Elisabete Alves é uma das formadoras que acompanha a turma do quarto ano. A professora destaca a "sede que todos têm de aprender" e acredita que o curso lhes dá "mais conhecimentos e que os ajuda a sentirem-se mais confiantes e autónomos".
Através do Contrato Local de Desenvolvimento Social, o Centro Paroquial quer ajudar os residentes a encontrarem emprego que pode passar pela criação do seu próprio negócio. Patrícia Martins acredita que "só precisam de uma oportunidade para provar que são capazes". "Eles estão preparados, só faltam as casas", acrescentou a psicóloga.
Viver com o preconceito
Fernando Santos tem 27 anos e é um dos alunos inscrito no curso de alfabetização que lamentam continuar a "viver num barraco". Mas não é o único. A história é contada na primeira pessoa por Filomena Santos, 39 anos, e pelo marido Luís Clemente, 34. "Se uma pessoa sabe estimar um anexo, quanto mais uma casa", desabafou Filomena.

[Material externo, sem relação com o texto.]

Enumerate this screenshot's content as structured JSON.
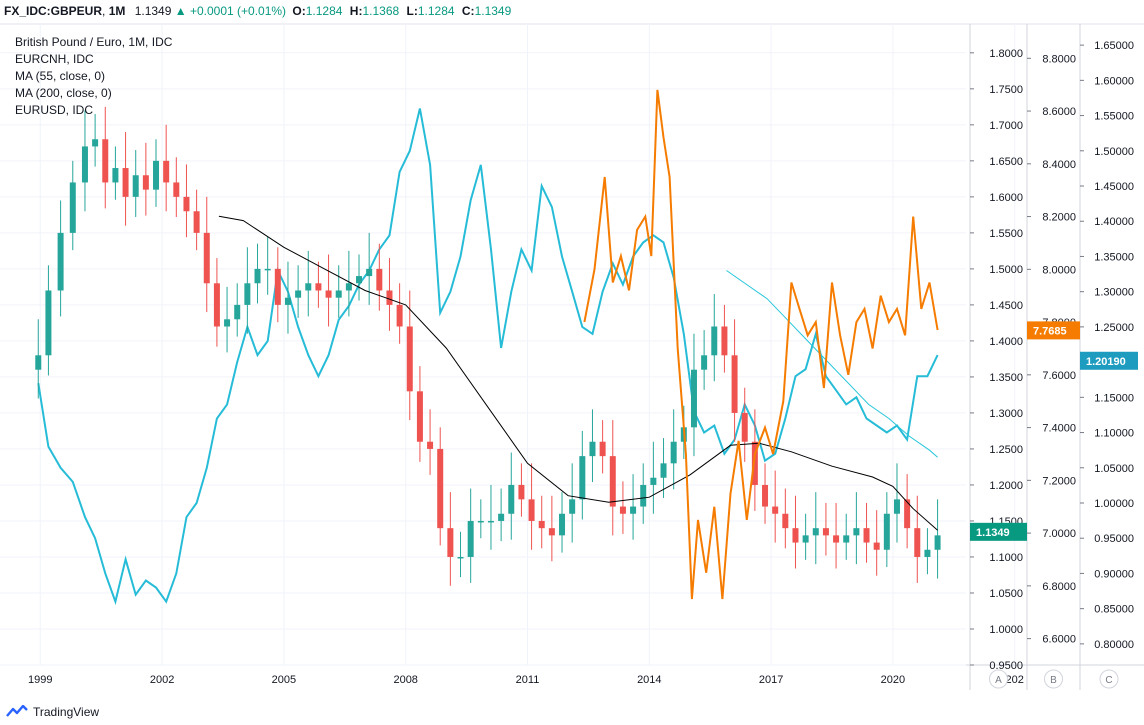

Nas comunidades, somam-se os relatos de dificuldades em encontrar senhorios dispostos a alugar-lhes uma casa. Depois de várias tentativas, Augusta Soares já pode pintar o quadro com cores mais alegres. Foi a única que, há cinco anos, com o apoio do Centro Social, conseguiu alugar uma casa onde mora com o marido e a filha Joana. Agora com 11 anos, Joana foi a primeira criança da comunidade a frequentar o infantário. Agora, todas vão à escola.
Contactada pelo JN, fonte da Câmara Municipal de Gaia afirmou que o realojamento das comunidades "só poderá ocorrer quando a candidatura estiver física e financeiramente concluída", não sendo possível adiantar com exatidão uma data.
População
À espera de realojamento estão três comunidades ciganas. Destaca-se uma população jovem constituída por 40 homens, 42 mulheres e 63 crianças. Estes números podem oscilar, "uma vez que há sempre nascimentos e casamentos que levam à entrada e saída de elementos", avança a psicóloga Patrícia Martins.
Novas casas
Os projetos de construção das novas habitações, que devem nascer nas imediações das atuais barracas, devem incluir espaços para a criação dos próprios negócios nas áreas da estética e das artes. O objetivo é que as famílias comecem a ter outras fontes de rendimento para conseguirem pagar a renda mensal e as despesas da luz e água.
Plano de realojamento já foi aprovado
O realojamento das comunidades ciganas está integrado no PEDU e será financiado pelo Fundo Europeu de Desenvolvimento Regional e pelo Município de Gaia. Os objetivos passam pela "reabilitação de espaços e unidades industriais abandonadas e pela integração de públicos desfavorecidos", explicou a Câmara de Gaia. As novas unidades habitacionais vão permitir a "reconversão urbana e requalificação física dos edifícios integrados na proposta de intervenção".